Proche et Moyen Orient
Face à la guerre déclenchée par Israël et les États-Unis, la FNEC FP-FO demande que la sécurité des personnels en poste à l’étranger et des élèves y soit assurée. La seule solution c’est l’arrêt immédiat des bombardements .
Depuis le début de la guerre menée par les États-Unis et Israël contre l’Iran, avec de violents bombardements et des milliers de morts, et l’offensive israélienne au Liban, la situation des personnes est dramatique. Les établissements français, leurs personnels et leurs élèves doivent être protégés. La réponse ne peut se limiter à « la mise en place de l’enseignement à distance dans la quasi-totalité des établissements ». Pour la FNEC FP-FO, la priorité est la mise en sécurité ces personnels et des élèves.
AEFE : COLÈRE DES PERSONNELS ET DES PARENTS CONTRE UNE RÉFORME INACCEPTABLE. LA FNEC FP-FO REFUSE QU’ILS SOIENT LES VICTIMES DE LA PRIVATISATION DU RÉSEAU !
Depuis des semaines, la colère monte dans les établissements du réseau AEFE.
Le Conseil d’Administration de l’Agence du 18 décembre 2025 avait annoncé un déficit structurel de 57 millions d’Euros et a décidé pour les EGD (Etablissements en Gestion Directe) le transfert de la part patronale des pensions civiles des détachés à hauteur de 35% pour 2026, puis 50% pour 2027, tout comme, plus tardivement, pour les établissements conventionnés.
Cela entraine l’augmentation des frais de scolarité payés par les familles pour 2026 et, pour les établissements, des mesures de réduction des dépenses, et donc des risques de réduction de la masse salariale, donc des postes. A ceci s’ajoute la baisse une fois de plus des subventions de l’État à hauteur de 25 millions pour 2026.
Or, le CA de l’Agence du 11 mars 2026 a annoncé un excédent budgétaire pour 2025 de 3,2 millions d’Euros !
Les prétendues difficultés financières ont été le prétexte à l’annonce d’une réforme de l’AEFE pour au plus tard mi-juin 2026, avec une mission d’accompagnement de la réforme de l’Agence confiée à Samantha Cazebonne par le 1er ministre.
Quels en sont les axes ?
– Limiter l’augmentation des frais de scolarité pour 2026 ;
– Mettre en place un « fonctionnement qui rationalise et optimise tout en créant une nouvelle dynamique ». Autant dire : se serrer la ceinture.

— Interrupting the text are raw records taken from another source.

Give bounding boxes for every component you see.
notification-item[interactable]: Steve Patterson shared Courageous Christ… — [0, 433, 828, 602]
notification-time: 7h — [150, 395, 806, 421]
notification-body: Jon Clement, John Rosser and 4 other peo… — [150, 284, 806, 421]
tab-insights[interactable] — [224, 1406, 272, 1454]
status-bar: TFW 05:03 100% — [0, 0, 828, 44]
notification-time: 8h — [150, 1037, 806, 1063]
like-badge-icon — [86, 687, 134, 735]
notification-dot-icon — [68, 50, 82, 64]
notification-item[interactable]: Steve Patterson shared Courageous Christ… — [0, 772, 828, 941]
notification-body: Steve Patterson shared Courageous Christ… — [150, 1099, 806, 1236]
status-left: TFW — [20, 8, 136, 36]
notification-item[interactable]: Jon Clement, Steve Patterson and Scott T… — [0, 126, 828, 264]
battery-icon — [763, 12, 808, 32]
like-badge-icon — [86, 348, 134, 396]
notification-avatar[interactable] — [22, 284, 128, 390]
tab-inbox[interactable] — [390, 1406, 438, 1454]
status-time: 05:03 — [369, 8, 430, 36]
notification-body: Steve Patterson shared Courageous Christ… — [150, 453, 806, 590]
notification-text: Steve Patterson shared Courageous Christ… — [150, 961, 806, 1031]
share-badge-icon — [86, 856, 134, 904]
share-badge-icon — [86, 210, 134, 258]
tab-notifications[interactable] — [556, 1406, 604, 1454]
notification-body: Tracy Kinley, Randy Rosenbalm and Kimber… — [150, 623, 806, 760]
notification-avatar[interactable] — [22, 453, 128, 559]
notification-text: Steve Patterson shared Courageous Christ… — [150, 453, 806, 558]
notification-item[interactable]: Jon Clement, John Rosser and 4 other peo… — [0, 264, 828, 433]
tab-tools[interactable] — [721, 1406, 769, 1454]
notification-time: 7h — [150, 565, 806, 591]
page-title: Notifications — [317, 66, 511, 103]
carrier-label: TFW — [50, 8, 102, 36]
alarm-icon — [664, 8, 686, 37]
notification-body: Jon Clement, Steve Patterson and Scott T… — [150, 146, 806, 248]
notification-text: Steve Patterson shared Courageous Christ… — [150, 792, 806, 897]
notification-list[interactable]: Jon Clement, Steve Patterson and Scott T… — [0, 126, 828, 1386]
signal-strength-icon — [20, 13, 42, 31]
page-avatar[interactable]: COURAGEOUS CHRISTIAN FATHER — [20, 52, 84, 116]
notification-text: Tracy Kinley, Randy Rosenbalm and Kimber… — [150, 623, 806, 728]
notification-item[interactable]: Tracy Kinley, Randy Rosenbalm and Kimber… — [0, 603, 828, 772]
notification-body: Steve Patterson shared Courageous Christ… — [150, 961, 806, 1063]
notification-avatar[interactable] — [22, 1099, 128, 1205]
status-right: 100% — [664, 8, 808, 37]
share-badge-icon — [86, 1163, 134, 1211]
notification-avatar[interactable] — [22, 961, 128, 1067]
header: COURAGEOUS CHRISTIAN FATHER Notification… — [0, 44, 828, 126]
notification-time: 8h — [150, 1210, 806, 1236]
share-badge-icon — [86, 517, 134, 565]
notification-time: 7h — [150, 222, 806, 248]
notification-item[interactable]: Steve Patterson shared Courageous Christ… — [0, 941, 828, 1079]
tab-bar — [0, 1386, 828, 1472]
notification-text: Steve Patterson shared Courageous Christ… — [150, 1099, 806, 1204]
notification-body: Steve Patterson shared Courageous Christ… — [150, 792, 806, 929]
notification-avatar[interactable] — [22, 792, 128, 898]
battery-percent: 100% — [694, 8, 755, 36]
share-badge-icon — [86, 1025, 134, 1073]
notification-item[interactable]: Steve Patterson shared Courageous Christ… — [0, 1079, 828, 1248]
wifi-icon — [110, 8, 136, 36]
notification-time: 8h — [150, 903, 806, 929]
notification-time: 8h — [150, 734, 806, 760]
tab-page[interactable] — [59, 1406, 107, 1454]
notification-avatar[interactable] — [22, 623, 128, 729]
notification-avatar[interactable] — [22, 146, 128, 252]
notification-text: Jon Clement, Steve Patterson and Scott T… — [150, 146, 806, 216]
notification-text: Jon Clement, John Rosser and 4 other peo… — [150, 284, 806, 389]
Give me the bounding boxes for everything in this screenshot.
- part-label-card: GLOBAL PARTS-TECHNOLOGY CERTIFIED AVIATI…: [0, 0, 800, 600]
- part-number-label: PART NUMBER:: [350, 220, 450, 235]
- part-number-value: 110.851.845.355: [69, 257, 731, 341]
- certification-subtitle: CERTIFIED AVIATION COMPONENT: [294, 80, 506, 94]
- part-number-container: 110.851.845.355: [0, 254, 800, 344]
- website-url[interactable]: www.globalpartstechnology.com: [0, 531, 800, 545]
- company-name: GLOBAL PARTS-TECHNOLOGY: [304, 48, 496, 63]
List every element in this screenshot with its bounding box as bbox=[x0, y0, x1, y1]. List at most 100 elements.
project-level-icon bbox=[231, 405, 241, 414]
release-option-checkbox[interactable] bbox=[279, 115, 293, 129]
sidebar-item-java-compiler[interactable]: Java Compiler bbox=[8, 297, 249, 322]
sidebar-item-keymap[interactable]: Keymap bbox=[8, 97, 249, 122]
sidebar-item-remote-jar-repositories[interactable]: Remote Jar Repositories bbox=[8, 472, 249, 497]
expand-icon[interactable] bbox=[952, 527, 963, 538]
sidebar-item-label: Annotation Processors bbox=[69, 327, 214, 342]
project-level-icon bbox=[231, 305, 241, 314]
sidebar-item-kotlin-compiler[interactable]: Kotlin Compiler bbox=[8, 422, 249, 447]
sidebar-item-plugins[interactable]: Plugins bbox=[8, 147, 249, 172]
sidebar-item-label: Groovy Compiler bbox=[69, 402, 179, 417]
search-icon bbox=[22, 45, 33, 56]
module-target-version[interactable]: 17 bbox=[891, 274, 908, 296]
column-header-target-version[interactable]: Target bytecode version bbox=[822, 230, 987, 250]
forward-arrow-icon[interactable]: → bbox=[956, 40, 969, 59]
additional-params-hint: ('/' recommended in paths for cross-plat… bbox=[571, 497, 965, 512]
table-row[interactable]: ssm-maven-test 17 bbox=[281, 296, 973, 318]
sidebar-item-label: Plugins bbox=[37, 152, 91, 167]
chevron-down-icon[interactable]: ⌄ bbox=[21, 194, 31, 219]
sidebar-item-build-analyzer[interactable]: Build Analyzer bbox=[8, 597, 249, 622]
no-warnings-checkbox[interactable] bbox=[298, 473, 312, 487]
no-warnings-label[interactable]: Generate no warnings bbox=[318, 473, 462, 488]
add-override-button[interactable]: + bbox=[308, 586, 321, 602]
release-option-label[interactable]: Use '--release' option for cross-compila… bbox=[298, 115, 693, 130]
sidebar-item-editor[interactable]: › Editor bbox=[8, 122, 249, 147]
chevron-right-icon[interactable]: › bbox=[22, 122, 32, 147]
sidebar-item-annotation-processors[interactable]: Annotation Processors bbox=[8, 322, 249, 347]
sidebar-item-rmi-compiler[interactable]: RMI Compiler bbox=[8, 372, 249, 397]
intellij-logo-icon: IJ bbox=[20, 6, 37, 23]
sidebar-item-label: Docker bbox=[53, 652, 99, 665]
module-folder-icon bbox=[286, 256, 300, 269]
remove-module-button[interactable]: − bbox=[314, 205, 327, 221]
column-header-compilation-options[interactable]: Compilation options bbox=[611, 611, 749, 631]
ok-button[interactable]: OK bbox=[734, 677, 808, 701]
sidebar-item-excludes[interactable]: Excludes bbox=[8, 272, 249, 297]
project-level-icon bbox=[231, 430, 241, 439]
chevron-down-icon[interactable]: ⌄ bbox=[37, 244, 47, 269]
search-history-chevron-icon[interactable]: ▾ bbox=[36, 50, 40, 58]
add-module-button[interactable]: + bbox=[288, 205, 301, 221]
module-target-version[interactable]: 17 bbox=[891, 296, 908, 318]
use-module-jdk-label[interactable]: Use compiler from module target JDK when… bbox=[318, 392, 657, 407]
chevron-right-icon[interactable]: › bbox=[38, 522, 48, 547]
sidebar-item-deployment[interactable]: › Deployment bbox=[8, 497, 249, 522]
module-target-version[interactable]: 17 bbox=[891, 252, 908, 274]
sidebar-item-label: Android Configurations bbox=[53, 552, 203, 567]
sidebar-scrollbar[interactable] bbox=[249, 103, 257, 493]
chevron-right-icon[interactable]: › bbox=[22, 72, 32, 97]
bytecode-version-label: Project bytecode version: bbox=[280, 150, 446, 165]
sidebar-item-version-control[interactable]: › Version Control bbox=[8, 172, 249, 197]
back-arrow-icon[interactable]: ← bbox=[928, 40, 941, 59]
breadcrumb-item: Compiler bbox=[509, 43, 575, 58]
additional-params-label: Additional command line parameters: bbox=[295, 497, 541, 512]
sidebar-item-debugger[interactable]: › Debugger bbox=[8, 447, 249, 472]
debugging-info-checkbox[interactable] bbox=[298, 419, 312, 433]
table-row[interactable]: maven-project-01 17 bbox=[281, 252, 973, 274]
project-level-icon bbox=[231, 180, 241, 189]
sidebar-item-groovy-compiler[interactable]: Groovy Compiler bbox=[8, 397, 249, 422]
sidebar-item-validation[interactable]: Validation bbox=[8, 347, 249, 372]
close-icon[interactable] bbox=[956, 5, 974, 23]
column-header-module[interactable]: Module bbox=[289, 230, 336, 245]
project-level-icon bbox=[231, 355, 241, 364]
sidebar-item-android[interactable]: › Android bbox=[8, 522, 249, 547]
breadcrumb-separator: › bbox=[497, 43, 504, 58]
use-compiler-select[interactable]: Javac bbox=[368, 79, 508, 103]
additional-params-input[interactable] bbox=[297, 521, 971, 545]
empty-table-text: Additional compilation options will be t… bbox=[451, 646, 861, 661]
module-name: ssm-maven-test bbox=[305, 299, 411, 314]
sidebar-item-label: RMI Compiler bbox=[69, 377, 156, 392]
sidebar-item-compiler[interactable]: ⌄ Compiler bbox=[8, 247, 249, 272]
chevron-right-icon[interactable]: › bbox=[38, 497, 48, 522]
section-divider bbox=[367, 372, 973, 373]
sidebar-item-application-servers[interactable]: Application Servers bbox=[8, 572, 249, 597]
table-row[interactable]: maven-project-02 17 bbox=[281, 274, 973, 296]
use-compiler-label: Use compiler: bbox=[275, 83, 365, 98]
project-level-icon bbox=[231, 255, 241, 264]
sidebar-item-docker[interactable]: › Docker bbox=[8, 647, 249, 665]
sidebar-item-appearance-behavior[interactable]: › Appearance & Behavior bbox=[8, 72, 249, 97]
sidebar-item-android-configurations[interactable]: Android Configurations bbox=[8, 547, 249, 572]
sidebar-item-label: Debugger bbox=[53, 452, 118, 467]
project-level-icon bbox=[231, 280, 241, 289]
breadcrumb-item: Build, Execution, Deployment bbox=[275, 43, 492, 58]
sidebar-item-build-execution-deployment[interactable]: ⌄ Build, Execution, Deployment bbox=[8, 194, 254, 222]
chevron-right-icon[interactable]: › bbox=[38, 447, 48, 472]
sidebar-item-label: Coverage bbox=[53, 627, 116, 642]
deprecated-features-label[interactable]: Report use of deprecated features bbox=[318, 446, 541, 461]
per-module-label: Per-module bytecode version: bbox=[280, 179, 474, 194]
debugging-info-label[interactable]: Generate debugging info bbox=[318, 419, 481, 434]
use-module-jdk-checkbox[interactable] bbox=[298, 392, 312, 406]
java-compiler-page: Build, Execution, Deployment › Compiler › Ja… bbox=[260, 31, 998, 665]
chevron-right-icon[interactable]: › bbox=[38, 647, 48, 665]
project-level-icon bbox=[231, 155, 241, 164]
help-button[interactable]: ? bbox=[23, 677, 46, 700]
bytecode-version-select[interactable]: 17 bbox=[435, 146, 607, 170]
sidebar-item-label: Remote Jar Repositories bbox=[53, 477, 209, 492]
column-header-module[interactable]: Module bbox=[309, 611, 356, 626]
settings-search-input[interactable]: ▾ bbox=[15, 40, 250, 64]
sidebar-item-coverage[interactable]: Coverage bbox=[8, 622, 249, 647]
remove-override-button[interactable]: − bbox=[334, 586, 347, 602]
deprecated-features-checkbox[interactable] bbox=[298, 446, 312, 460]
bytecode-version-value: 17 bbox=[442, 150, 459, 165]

– Un montant du budget « objectivé » : « être responsable », « ledogmatisme a laissé la place à la responsabilité », c’est à dire sans augmentation de la part de l’État.
– « Renouvellement des ressources humaines ». Autant lire réforme des statuts des détachés.
On lit ailleurs dans les médias la possible « révision du statut des établissements ». Déjà en 2019, la sénatrice des Français de l’étranger avait formulé 147 recommandations pour réformer l’AEFE, dont :
– L’augmentation des établissements partenaires de droit privé ;
– RECOMMANDATION 93 : ouvrir la réflexion sur la création d’un statut unique de l’enseignant détaché.
– RECOMMANDATION 96 : permettre à terme à l’ensemble des EGD et établissements conventionnés d’avoir accès aux détachements directs.
Or, le détachement direct est un statut bancal : l’enseignant titulaire de l’Éducation nationale est recruté directement par un établissement (actuellement partenaire), avec maintien de l’avancement dans le corps et droit d’option pour la retraite, mais payé directement par l’établissement, et régi par le droit local. C’est donc l’institutionnalisation des droits précaires !
La FNEC FP-FO dénonce depuis des années la dérive libérale de l’enseignement français à l’étranger.
Elle rappelle ici ses revendications :
– Défense de l’enseignement public à l’étranger, refus d’une réforme qui ferait exploser les statuts ;
– Pas d’argent pour les usines à fric que sont les établissements partenaires ;
– Augmentation du nombre des EGD, rupture avec la politique de privatisation du réseau ;
– Un vrai budget pour l’AEFE, pas pour la guerre ;
– Fin du bornage à 6 ans.
Déjà, dans de nombreux établissements, la colère s’exprime chez les personnels et les parents. La FNEC FP-FO appelle à élargir cette mobilisation, pour protester contre ces attaques contre l’enseignement public à l’étranger et la privatisation du réseau.